No one looks the same
A recent testimonial released as part of the Human Rights Watch’s “Torture in Archipelago” dossier includes transcripts of an interviews with defected soldiers. In one of these interviews published in the September 2012 issue of Harper’s magazine, a former soldier after recounting the case of a captured rebel who was beaten to death with batons noted how his face was completely different before he was taken away. “No one looks the same after we have arrested them.”
To look differently implies an implicit change in one’s personality, even in the colloquial use of the term, it is a symptom of a shift, however insignificant or ephemeral. We are used to deduce from the way one looks if s/he is tired, happy, excited, sad, anxious etc. Ultimately, the changes in the dead body and its gradual disintegration into nature is the final transformation of the human figure: it becomes non-human.
Torture, divorced from its religious and spiritual functions, is the attempt to dehumanize the subject by use of force, turning him/her into something else that does not have the same features and thus the same rights as a human being.

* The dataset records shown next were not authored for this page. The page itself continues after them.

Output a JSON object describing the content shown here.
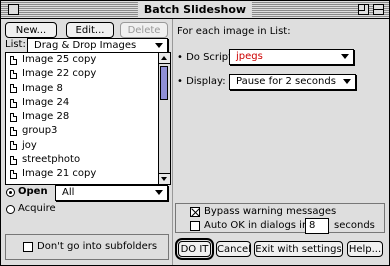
{
  "window": {
    "title": "Batch Slideshow"
  },
  "toolbar": {
    "new_label": "New...",
    "edit_label": "Edit...",
    "delete_label": "Delete"
  },
  "list_selector": {
    "label": "List:",
    "value": "Drag & Drop Images"
  },
  "files": [
    {
      "name": "Image 25 copy",
      "icon": "document-icon"
    },
    {
      "name": "Image 22 copy",
      "icon": "document-icon"
    },
    {
      "name": "Image 8",
      "icon": "document-icon"
    },
    {
      "name": "Image 24",
      "icon": "document-icon"
    },
    {
      "name": "Image 28",
      "icon": "document-icon"
    },
    {
      "name": "group3",
      "icon": "document-icon"
    },
    {
      "name": "joy",
      "icon": "document-icon"
    },
    {
      "name": "streetphoto",
      "icon": "document-icon"
    },
    {
      "name": "Image 21 copy",
      "icon": "document-icon"
    },
    {
      "name": "Image 7",
      "icon": "document-icon"
    }
  ],
  "mode": {
    "open_label": "Open",
    "acquire_label": "Acquire",
    "selected": "Open",
    "filter_value": "All"
  },
  "subfolders": {
    "label": "Don't go into subfolders",
    "checked": false
  },
  "right": {
    "heading": "For each image in List:",
    "script_label": "Do Script:",
    "script_value": "jpegs",
    "script_color": "#cc0000",
    "display_label": "Display:",
    "display_value": "Pause for 2 seconds"
  },
  "options": {
    "bypass_label": "Bypass warning messages",
    "bypass_checked": true,
    "autook_label": "Auto OK in dialogs in",
    "autook_checked": false,
    "autook_value": "8",
    "autook_unit": "seconds"
  },
  "actions": {
    "doit_label": "DO IT",
    "cancel_label": "Cancel",
    "exit_label": "Exit with settings",
    "help_label": "Help..."
  }
}
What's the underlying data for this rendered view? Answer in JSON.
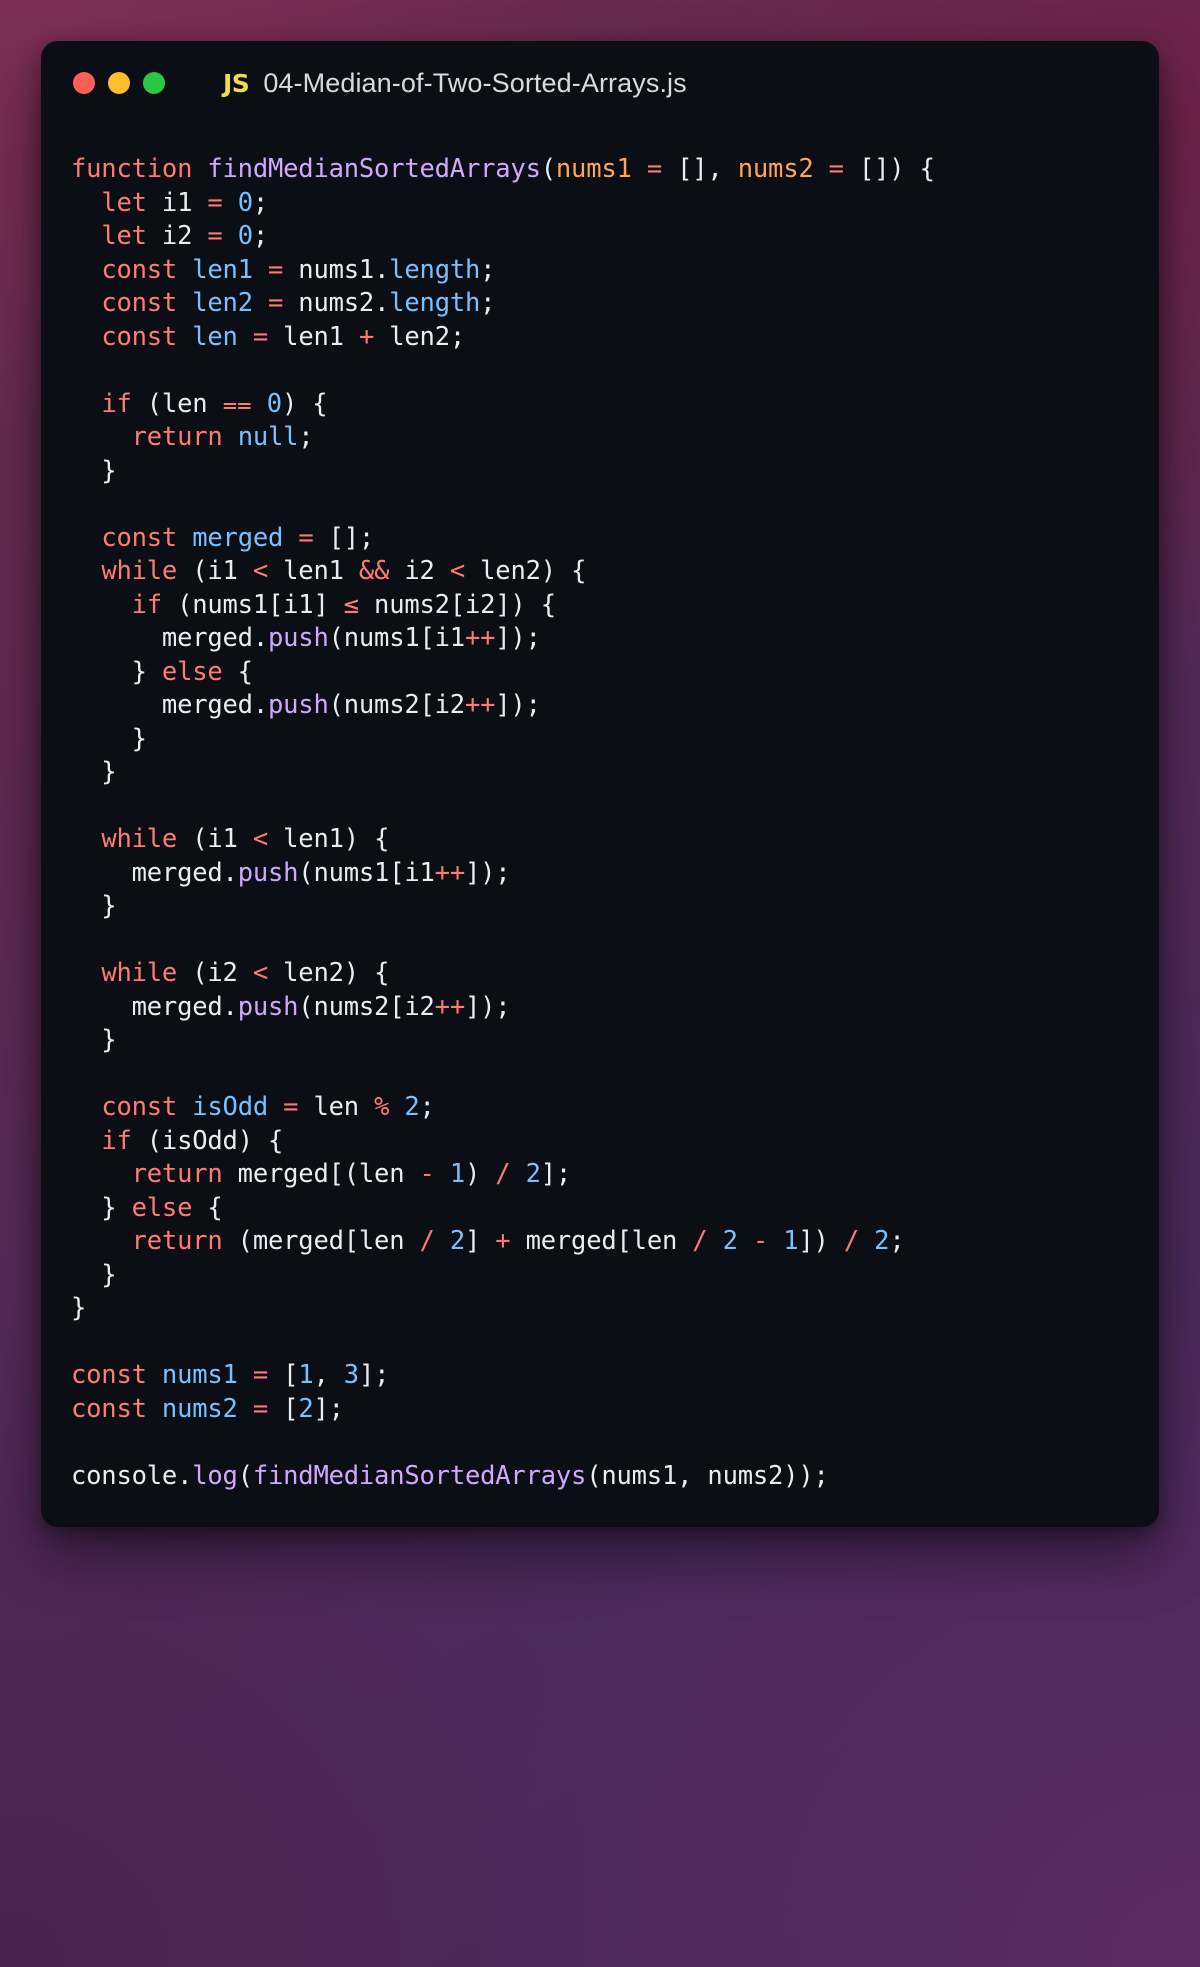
{
  "window": {
    "title": "04-Median-of-Two-Sorted-Arrays.js",
    "language_badge": "JS",
    "traffic_lights": [
      {
        "name": "close",
        "color": "#ff5f57"
      },
      {
        "name": "minimize",
        "color": "#febc2e"
      },
      {
        "name": "maximize",
        "color": "#28c840"
      }
    ]
  },
  "theme": {
    "background_card": "#0b0e14",
    "keyword": "#ff7b72",
    "function": "#d2a8ff",
    "variable": "#79c0ff",
    "parameter": "#ffa657",
    "number": "#79c0ff",
    "operator": "#ff7b72",
    "plain": "#e6edf3",
    "title_text": "#d7dae0",
    "js_badge": "#f0db4f"
  },
  "code": {
    "language": "javascript",
    "plain_text": "function findMedianSortedArrays(nums1 = [], nums2 = []) {\n  let i1 = 0;\n  let i2 = 0;\n  const len1 = nums1.length;\n  const len2 = nums2.length;\n  const len = len1 + len2;\n\n  if (len === 0) {\n    return null;\n  }\n\n  const merged = [];\n  while (i1 < len1 && i2 < len2) {\n    if (nums1[i1] <= nums2[i2]) {\n      merged.push(nums1[i1++]);\n    } else {\n      merged.push(nums2[i2++]);\n    }\n  }\n\n  while (i1 < len1) {\n    merged.push(nums1[i1++]);\n  }\n\n  while (i2 < len2) {\n    merged.push(nums2[i2++]);\n  }\n\n  const isOdd = len % 2;\n  if (isOdd) {\n    return merged[(len - 1) / 2];\n  } else {\n    return (merged[len / 2] + merged[len / 2 - 1]) / 2;\n  }\n}\n\nconst nums1 = [1, 3];\nconst nums2 = [2];\n\nconsole.log(findMedianSortedArrays(nums1, nums2));",
    "lines": [
      {
        "n": 1,
        "tokens": [
          {
            "t": "function",
            "c": "kw"
          },
          {
            "t": " ",
            "c": "pl"
          },
          {
            "t": "findMedianSortedArrays",
            "c": "fn"
          },
          {
            "t": "(",
            "c": "pl"
          },
          {
            "t": "nums1",
            "c": "par"
          },
          {
            "t": " ",
            "c": "pl"
          },
          {
            "t": "=",
            "c": "op"
          },
          {
            "t": " [], ",
            "c": "pl"
          },
          {
            "t": "nums2",
            "c": "par"
          },
          {
            "t": " ",
            "c": "pl"
          },
          {
            "t": "=",
            "c": "op"
          },
          {
            "t": " []) {",
            "c": "pl"
          }
        ]
      },
      {
        "n": 2,
        "tokens": [
          {
            "t": "  ",
            "c": "pl"
          },
          {
            "t": "let",
            "c": "kw"
          },
          {
            "t": " i1 ",
            "c": "pl"
          },
          {
            "t": "=",
            "c": "op"
          },
          {
            "t": " ",
            "c": "pl"
          },
          {
            "t": "0",
            "c": "num"
          },
          {
            "t": ";",
            "c": "pl"
          }
        ]
      },
      {
        "n": 3,
        "tokens": [
          {
            "t": "  ",
            "c": "pl"
          },
          {
            "t": "let",
            "c": "kw"
          },
          {
            "t": " i2 ",
            "c": "pl"
          },
          {
            "t": "=",
            "c": "op"
          },
          {
            "t": " ",
            "c": "pl"
          },
          {
            "t": "0",
            "c": "num"
          },
          {
            "t": ";",
            "c": "pl"
          }
        ]
      },
      {
        "n": 4,
        "tokens": [
          {
            "t": "  ",
            "c": "pl"
          },
          {
            "t": "const",
            "c": "kw"
          },
          {
            "t": " ",
            "c": "pl"
          },
          {
            "t": "len1",
            "c": "var"
          },
          {
            "t": " ",
            "c": "pl"
          },
          {
            "t": "=",
            "c": "op"
          },
          {
            "t": " nums1.",
            "c": "pl"
          },
          {
            "t": "length",
            "c": "var"
          },
          {
            "t": ";",
            "c": "pl"
          }
        ]
      },
      {
        "n": 5,
        "tokens": [
          {
            "t": "  ",
            "c": "pl"
          },
          {
            "t": "const",
            "c": "kw"
          },
          {
            "t": " ",
            "c": "pl"
          },
          {
            "t": "len2",
            "c": "var"
          },
          {
            "t": " ",
            "c": "pl"
          },
          {
            "t": "=",
            "c": "op"
          },
          {
            "t": " nums2.",
            "c": "pl"
          },
          {
            "t": "length",
            "c": "var"
          },
          {
            "t": ";",
            "c": "pl"
          }
        ]
      },
      {
        "n": 6,
        "tokens": [
          {
            "t": "  ",
            "c": "pl"
          },
          {
            "t": "const",
            "c": "kw"
          },
          {
            "t": " ",
            "c": "pl"
          },
          {
            "t": "len",
            "c": "var"
          },
          {
            "t": " ",
            "c": "pl"
          },
          {
            "t": "=",
            "c": "op"
          },
          {
            "t": " len1 ",
            "c": "pl"
          },
          {
            "t": "+",
            "c": "op"
          },
          {
            "t": " len2;",
            "c": "pl"
          }
        ]
      },
      {
        "n": 7,
        "tokens": []
      },
      {
        "n": 8,
        "tokens": [
          {
            "t": "  ",
            "c": "pl"
          },
          {
            "t": "if",
            "c": "kw"
          },
          {
            "t": " (len ",
            "c": "pl"
          },
          {
            "t": "⩵",
            "c": "op"
          },
          {
            "t": " ",
            "c": "pl"
          },
          {
            "t": "0",
            "c": "num"
          },
          {
            "t": ") {",
            "c": "pl"
          }
        ]
      },
      {
        "n": 9,
        "tokens": [
          {
            "t": "    ",
            "c": "pl"
          },
          {
            "t": "return",
            "c": "kw"
          },
          {
            "t": " ",
            "c": "pl"
          },
          {
            "t": "null",
            "c": "num"
          },
          {
            "t": ";",
            "c": "pl"
          }
        ]
      },
      {
        "n": 10,
        "tokens": [
          {
            "t": "  }",
            "c": "pl"
          }
        ]
      },
      {
        "n": 11,
        "tokens": []
      },
      {
        "n": 12,
        "tokens": [
          {
            "t": "  ",
            "c": "pl"
          },
          {
            "t": "const",
            "c": "kw"
          },
          {
            "t": " ",
            "c": "pl"
          },
          {
            "t": "merged",
            "c": "var"
          },
          {
            "t": " ",
            "c": "pl"
          },
          {
            "t": "=",
            "c": "op"
          },
          {
            "t": " [];",
            "c": "pl"
          }
        ]
      },
      {
        "n": 13,
        "tokens": [
          {
            "t": "  ",
            "c": "pl"
          },
          {
            "t": "while",
            "c": "kw"
          },
          {
            "t": " (i1 ",
            "c": "pl"
          },
          {
            "t": "<",
            "c": "op"
          },
          {
            "t": " len1 ",
            "c": "pl"
          },
          {
            "t": "&&",
            "c": "op"
          },
          {
            "t": " i2 ",
            "c": "pl"
          },
          {
            "t": "<",
            "c": "op"
          },
          {
            "t": " len2) {",
            "c": "pl"
          }
        ]
      },
      {
        "n": 14,
        "tokens": [
          {
            "t": "    ",
            "c": "pl"
          },
          {
            "t": "if",
            "c": "kw"
          },
          {
            "t": " (nums1[i1] ",
            "c": "pl"
          },
          {
            "t": "≤",
            "c": "op"
          },
          {
            "t": " nums2[i2]) {",
            "c": "pl"
          }
        ]
      },
      {
        "n": 15,
        "tokens": [
          {
            "t": "      merged.",
            "c": "pl"
          },
          {
            "t": "push",
            "c": "fn"
          },
          {
            "t": "(nums1[i1",
            "c": "pl"
          },
          {
            "t": "++",
            "c": "op"
          },
          {
            "t": "]);",
            "c": "pl"
          }
        ]
      },
      {
        "n": 16,
        "tokens": [
          {
            "t": "    } ",
            "c": "pl"
          },
          {
            "t": "else",
            "c": "kw"
          },
          {
            "t": " {",
            "c": "pl"
          }
        ]
      },
      {
        "n": 17,
        "tokens": [
          {
            "t": "      merged.",
            "c": "pl"
          },
          {
            "t": "push",
            "c": "fn"
          },
          {
            "t": "(nums2[i2",
            "c": "pl"
          },
          {
            "t": "++",
            "c": "op"
          },
          {
            "t": "]);",
            "c": "pl"
          }
        ]
      },
      {
        "n": 18,
        "tokens": [
          {
            "t": "    }",
            "c": "pl"
          }
        ]
      },
      {
        "n": 19,
        "tokens": [
          {
            "t": "  }",
            "c": "pl"
          }
        ]
      },
      {
        "n": 20,
        "tokens": []
      },
      {
        "n": 21,
        "tokens": [
          {
            "t": "  ",
            "c": "pl"
          },
          {
            "t": "while",
            "c": "kw"
          },
          {
            "t": " (i1 ",
            "c": "pl"
          },
          {
            "t": "<",
            "c": "op"
          },
          {
            "t": " len1) {",
            "c": "pl"
          }
        ]
      },
      {
        "n": 22,
        "tokens": [
          {
            "t": "    merged.",
            "c": "pl"
          },
          {
            "t": "push",
            "c": "fn"
          },
          {
            "t": "(nums1[i1",
            "c": "pl"
          },
          {
            "t": "++",
            "c": "op"
          },
          {
            "t": "]);",
            "c": "pl"
          }
        ]
      },
      {
        "n": 23,
        "tokens": [
          {
            "t": "  }",
            "c": "pl"
          }
        ]
      },
      {
        "n": 24,
        "tokens": []
      },
      {
        "n": 25,
        "tokens": [
          {
            "t": "  ",
            "c": "pl"
          },
          {
            "t": "while",
            "c": "kw"
          },
          {
            "t": " (i2 ",
            "c": "pl"
          },
          {
            "t": "<",
            "c": "op"
          },
          {
            "t": " len2) {",
            "c": "pl"
          }
        ]
      },
      {
        "n": 26,
        "tokens": [
          {
            "t": "    merged.",
            "c": "pl"
          },
          {
            "t": "push",
            "c": "fn"
          },
          {
            "t": "(nums2[i2",
            "c": "pl"
          },
          {
            "t": "++",
            "c": "op"
          },
          {
            "t": "]);",
            "c": "pl"
          }
        ]
      },
      {
        "n": 27,
        "tokens": [
          {
            "t": "  }",
            "c": "pl"
          }
        ]
      },
      {
        "n": 28,
        "tokens": []
      },
      {
        "n": 29,
        "tokens": [
          {
            "t": "  ",
            "c": "pl"
          },
          {
            "t": "const",
            "c": "kw"
          },
          {
            "t": " ",
            "c": "pl"
          },
          {
            "t": "isOdd",
            "c": "var"
          },
          {
            "t": " ",
            "c": "pl"
          },
          {
            "t": "=",
            "c": "op"
          },
          {
            "t": " len ",
            "c": "pl"
          },
          {
            "t": "%",
            "c": "op"
          },
          {
            "t": " ",
            "c": "pl"
          },
          {
            "t": "2",
            "c": "num"
          },
          {
            "t": ";",
            "c": "pl"
          }
        ]
      },
      {
        "n": 30,
        "tokens": [
          {
            "t": "  ",
            "c": "pl"
          },
          {
            "t": "if",
            "c": "kw"
          },
          {
            "t": " (isOdd) {",
            "c": "pl"
          }
        ]
      },
      {
        "n": 31,
        "tokens": [
          {
            "t": "    ",
            "c": "pl"
          },
          {
            "t": "return",
            "c": "kw"
          },
          {
            "t": " merged[(len ",
            "c": "pl"
          },
          {
            "t": "-",
            "c": "op"
          },
          {
            "t": " ",
            "c": "pl"
          },
          {
            "t": "1",
            "c": "num"
          },
          {
            "t": ") ",
            "c": "pl"
          },
          {
            "t": "/",
            "c": "op"
          },
          {
            "t": " ",
            "c": "pl"
          },
          {
            "t": "2",
            "c": "num"
          },
          {
            "t": "];",
            "c": "pl"
          }
        ]
      },
      {
        "n": 32,
        "tokens": [
          {
            "t": "  } ",
            "c": "pl"
          },
          {
            "t": "else",
            "c": "kw"
          },
          {
            "t": " {",
            "c": "pl"
          }
        ]
      },
      {
        "n": 33,
        "tokens": [
          {
            "t": "    ",
            "c": "pl"
          },
          {
            "t": "return",
            "c": "kw"
          },
          {
            "t": " (merged[len ",
            "c": "pl"
          },
          {
            "t": "/",
            "c": "op"
          },
          {
            "t": " ",
            "c": "pl"
          },
          {
            "t": "2",
            "c": "num"
          },
          {
            "t": "] ",
            "c": "pl"
          },
          {
            "t": "+",
            "c": "op"
          },
          {
            "t": " merged[len ",
            "c": "pl"
          },
          {
            "t": "/",
            "c": "op"
          },
          {
            "t": " ",
            "c": "pl"
          },
          {
            "t": "2",
            "c": "num"
          },
          {
            "t": " ",
            "c": "pl"
          },
          {
            "t": "-",
            "c": "op"
          },
          {
            "t": " ",
            "c": "pl"
          },
          {
            "t": "1",
            "c": "num"
          },
          {
            "t": "]) ",
            "c": "pl"
          },
          {
            "t": "/",
            "c": "op"
          },
          {
            "t": " ",
            "c": "pl"
          },
          {
            "t": "2",
            "c": "num"
          },
          {
            "t": ";",
            "c": "pl"
          }
        ]
      },
      {
        "n": 34,
        "tokens": [
          {
            "t": "  }",
            "c": "pl"
          }
        ]
      },
      {
        "n": 35,
        "tokens": [
          {
            "t": "}",
            "c": "pl"
          }
        ]
      },
      {
        "n": 36,
        "tokens": []
      },
      {
        "n": 37,
        "tokens": [
          {
            "t": "const",
            "c": "kw"
          },
          {
            "t": " ",
            "c": "pl"
          },
          {
            "t": "nums1",
            "c": "var"
          },
          {
            "t": " ",
            "c": "pl"
          },
          {
            "t": "=",
            "c": "op"
          },
          {
            "t": " [",
            "c": "pl"
          },
          {
            "t": "1",
            "c": "num"
          },
          {
            "t": ", ",
            "c": "pl"
          },
          {
            "t": "3",
            "c": "num"
          },
          {
            "t": "];",
            "c": "pl"
          }
        ]
      },
      {
        "n": 38,
        "tokens": [
          {
            "t": "const",
            "c": "kw"
          },
          {
            "t": " ",
            "c": "pl"
          },
          {
            "t": "nums2",
            "c": "var"
          },
          {
            "t": " ",
            "c": "pl"
          },
          {
            "t": "=",
            "c": "op"
          },
          {
            "t": " [",
            "c": "pl"
          },
          {
            "t": "2",
            "c": "num"
          },
          {
            "t": "];",
            "c": "pl"
          }
        ]
      },
      {
        "n": 39,
        "tokens": []
      },
      {
        "n": 40,
        "tokens": [
          {
            "t": "console.",
            "c": "pl"
          },
          {
            "t": "log",
            "c": "fn"
          },
          {
            "t": "(",
            "c": "pl"
          },
          {
            "t": "findMedianSortedArrays",
            "c": "fn"
          },
          {
            "t": "(nums1, nums2));",
            "c": "pl"
          }
        ]
      }
    ]
  }
}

This is achieved by disfiguring the subjects and in its extreme iteration, annihilating them. Once the subject looks visually different before the torturer, s/he becomes unrecognizable as a member of the same species. The transformation of the physical features of a person takes place in the surface of the image, it is there that violence visualizes itself, as Nancy suggests. Torture is thus used to proclaim the enemy non-human and as such exempt it from humane treatment as it “looks totally different,” according to the defected soldier.